Для подтверждения диагноза выполняют передне-заднюю рентгенограмму костей таза, на которой визуализируются оба тазобедренных сустава и можно определить тип вывиха бедра. Задние вывихи бедренной кости часто сопровождаются переломом задней стенки вертлужной впадины, который не визуализируется при обычной рентгенографии. Для точной диагностики необходимо выполнить компьютерную томографию таза.
Лечение
Подавляющее большинство вывихов бедра возможно вправить закрыто. Вправление вывиха бедра производится под наркозом или под спинномозговой анестезией. Для этого применяются различные методики вправления вывиха бедра.
По Джанелидзе: пациента укладывают на живот (на кушетку, стол, кровать и т.д.), а поврежденная конечность свешивается с края, помощник фиксирует таз к поверхности, на которой лежит пациент, а врач сгибает поврежденную нижнюю конечность пациента в тазобедренном и коленном суставах и удерживая её за стопу надавливает своим коленом на голень пациент тем самым осуществляя тракцию по оси бедра и слегка ротирует конечность пациента кнаружи. Вправление бедра сопровождается характерным щелкающим звуком и пассивные движения в тазобедренном суставе восстанавливаются в полной мере.
По Кохеру: пациента укладывают на спину, помощник фиксирует таз к поверхности, а врач максимально приводит поврежденную ногу и сгибает её в коленном и тазобедренном суставах, затем при сильной тракции постепенно ротирует бедро кнаружи, а суставы резко разгибает и отводит конечность в сторону. Способ эффективен как при свежих передних вывихах бедра, так и при вывихах давностью более 2 дней, но не более недели.
Вывих бедра всегда сопровождается разрывом капсулы тазобедренного сустава, поэтому после вправления вывиха требуется наложение скелетного вытяжения за бугристость большеберцовой кости с грузом 4-6 кг для создания условий разгрузки поврежденной капсулы сустава, что способствует её более правильному сращению и является профилактикой асептического некроза головки бедренной кости.
При застарелых вывихах (более 1 месяца), а также после 3 неудавшихся попыток вправления используют открытый метод вправления вывиха бедра с восстановлением поврежденной капсулы и последующим наложением скелетного вытяжения.

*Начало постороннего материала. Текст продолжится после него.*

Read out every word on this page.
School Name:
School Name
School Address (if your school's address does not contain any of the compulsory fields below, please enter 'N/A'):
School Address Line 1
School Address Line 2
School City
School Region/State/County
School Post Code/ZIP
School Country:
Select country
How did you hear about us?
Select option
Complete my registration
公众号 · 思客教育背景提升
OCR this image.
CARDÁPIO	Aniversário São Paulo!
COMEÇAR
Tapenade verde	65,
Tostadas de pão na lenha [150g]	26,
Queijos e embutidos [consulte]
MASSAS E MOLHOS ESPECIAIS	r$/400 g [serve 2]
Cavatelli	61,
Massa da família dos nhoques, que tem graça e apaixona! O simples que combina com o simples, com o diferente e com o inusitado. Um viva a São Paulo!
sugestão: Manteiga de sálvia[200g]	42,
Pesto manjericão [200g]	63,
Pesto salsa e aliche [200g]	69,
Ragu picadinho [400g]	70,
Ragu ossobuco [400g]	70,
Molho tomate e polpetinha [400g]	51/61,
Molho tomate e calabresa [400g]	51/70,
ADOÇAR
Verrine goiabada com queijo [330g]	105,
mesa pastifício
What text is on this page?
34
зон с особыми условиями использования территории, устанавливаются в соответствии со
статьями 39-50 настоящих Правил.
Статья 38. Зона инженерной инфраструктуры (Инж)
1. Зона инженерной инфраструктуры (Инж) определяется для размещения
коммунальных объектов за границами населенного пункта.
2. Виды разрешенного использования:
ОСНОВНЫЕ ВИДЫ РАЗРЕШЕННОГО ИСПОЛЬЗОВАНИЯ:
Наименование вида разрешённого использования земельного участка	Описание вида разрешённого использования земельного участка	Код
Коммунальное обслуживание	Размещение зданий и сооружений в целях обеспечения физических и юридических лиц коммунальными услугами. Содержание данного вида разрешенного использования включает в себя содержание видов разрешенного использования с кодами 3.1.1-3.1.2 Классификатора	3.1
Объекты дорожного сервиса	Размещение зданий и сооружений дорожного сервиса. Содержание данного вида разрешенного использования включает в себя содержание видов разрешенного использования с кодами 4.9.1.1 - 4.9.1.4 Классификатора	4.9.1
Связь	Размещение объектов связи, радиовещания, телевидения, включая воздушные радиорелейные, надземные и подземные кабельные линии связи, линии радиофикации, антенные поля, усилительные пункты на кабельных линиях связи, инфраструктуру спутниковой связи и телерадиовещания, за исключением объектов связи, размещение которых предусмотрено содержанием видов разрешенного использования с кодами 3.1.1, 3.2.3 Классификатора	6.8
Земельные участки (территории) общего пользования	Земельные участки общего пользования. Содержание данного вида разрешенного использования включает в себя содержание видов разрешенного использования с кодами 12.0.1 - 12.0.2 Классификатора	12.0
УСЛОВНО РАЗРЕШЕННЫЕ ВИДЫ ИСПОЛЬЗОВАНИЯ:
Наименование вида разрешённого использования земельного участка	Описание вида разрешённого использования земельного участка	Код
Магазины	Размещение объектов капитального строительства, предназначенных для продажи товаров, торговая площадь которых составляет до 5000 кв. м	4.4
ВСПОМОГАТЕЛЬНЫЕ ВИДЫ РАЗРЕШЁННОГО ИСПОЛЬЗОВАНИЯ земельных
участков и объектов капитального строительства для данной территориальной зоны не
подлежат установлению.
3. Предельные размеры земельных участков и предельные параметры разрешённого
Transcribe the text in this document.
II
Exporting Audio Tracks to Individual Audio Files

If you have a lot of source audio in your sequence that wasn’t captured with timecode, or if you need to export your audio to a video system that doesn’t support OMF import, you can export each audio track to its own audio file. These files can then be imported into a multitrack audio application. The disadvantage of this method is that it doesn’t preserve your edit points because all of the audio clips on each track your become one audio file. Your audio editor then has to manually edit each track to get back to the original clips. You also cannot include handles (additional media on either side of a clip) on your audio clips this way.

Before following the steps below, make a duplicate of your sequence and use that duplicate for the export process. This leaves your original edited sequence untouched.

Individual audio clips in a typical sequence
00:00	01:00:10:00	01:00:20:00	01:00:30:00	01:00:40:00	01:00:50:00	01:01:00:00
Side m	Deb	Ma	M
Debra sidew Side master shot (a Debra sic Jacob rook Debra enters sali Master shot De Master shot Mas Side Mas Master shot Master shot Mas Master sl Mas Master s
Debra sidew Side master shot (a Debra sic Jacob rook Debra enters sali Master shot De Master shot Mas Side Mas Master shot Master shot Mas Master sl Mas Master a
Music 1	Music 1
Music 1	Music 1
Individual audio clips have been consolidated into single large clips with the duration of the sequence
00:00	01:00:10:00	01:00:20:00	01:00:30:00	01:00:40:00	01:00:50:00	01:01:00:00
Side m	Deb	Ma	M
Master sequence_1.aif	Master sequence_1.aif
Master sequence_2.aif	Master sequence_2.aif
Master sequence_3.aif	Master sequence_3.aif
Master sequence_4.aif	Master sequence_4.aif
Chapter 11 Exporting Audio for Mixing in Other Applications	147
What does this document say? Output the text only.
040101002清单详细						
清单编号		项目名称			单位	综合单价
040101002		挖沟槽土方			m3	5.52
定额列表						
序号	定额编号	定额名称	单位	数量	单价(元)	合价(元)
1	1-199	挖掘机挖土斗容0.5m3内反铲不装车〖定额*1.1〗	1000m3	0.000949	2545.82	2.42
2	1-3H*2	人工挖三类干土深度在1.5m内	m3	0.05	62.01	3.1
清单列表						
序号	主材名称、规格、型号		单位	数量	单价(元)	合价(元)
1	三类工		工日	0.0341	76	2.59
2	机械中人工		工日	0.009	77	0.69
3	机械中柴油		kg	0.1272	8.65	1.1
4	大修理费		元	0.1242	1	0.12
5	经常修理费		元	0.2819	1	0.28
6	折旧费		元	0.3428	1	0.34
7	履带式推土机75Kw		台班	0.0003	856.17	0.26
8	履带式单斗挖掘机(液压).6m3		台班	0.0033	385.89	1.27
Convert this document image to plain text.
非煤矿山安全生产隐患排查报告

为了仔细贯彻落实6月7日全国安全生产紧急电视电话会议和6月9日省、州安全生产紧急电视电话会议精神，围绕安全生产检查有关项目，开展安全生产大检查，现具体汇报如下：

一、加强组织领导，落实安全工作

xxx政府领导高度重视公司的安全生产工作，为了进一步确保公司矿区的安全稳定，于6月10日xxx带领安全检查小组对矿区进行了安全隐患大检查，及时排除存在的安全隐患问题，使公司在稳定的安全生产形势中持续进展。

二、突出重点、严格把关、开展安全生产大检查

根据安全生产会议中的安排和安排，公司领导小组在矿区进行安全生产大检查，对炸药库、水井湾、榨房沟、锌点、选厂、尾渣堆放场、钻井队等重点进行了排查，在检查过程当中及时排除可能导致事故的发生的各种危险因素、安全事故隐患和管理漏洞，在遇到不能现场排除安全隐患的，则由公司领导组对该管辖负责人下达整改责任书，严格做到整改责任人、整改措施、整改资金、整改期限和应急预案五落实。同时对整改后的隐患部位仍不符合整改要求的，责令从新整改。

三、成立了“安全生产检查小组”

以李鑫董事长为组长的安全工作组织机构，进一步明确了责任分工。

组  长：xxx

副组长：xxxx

Для контроля вправления вывиха бедра в обязательном порядке выполняется рентгенография.
Реабилитация
Разгрузка тазобедренного сустава скелетным вытяжением продолжается в течение 3 недель. В этот период пациента активизируют в постели – он выполняет упражнения дыхательной гимнастики, а также выполняет гимнастические упражнения не поврежденными конечностями, присаживается в постели и выполняет гимнастики всех отделов позвоночного столба.
В последующем, после периода иммобилизации, пациенту разрешается ходить с костылями (ходунками) опираясь на поврежденную ногу, но нагрузка должна быть восстановлена постепенно в процентном соотношении от полноценной осевой нагрузки. Общий срок постепенного восстановления составляет 2-3 месяца. Этот срок разбивается на периоды по 2-3 недели, когда пациенту предложено нагружать ногу по 25,50,75 и 100 %.
Разгрузка поврежденного сустава и последующее постепенное увеличение осевой нагрузки являются обязательными условиями для профилактики асептического некроза головки бедренной кости т.к. это является частым и грозным осложнением вывиха бедра.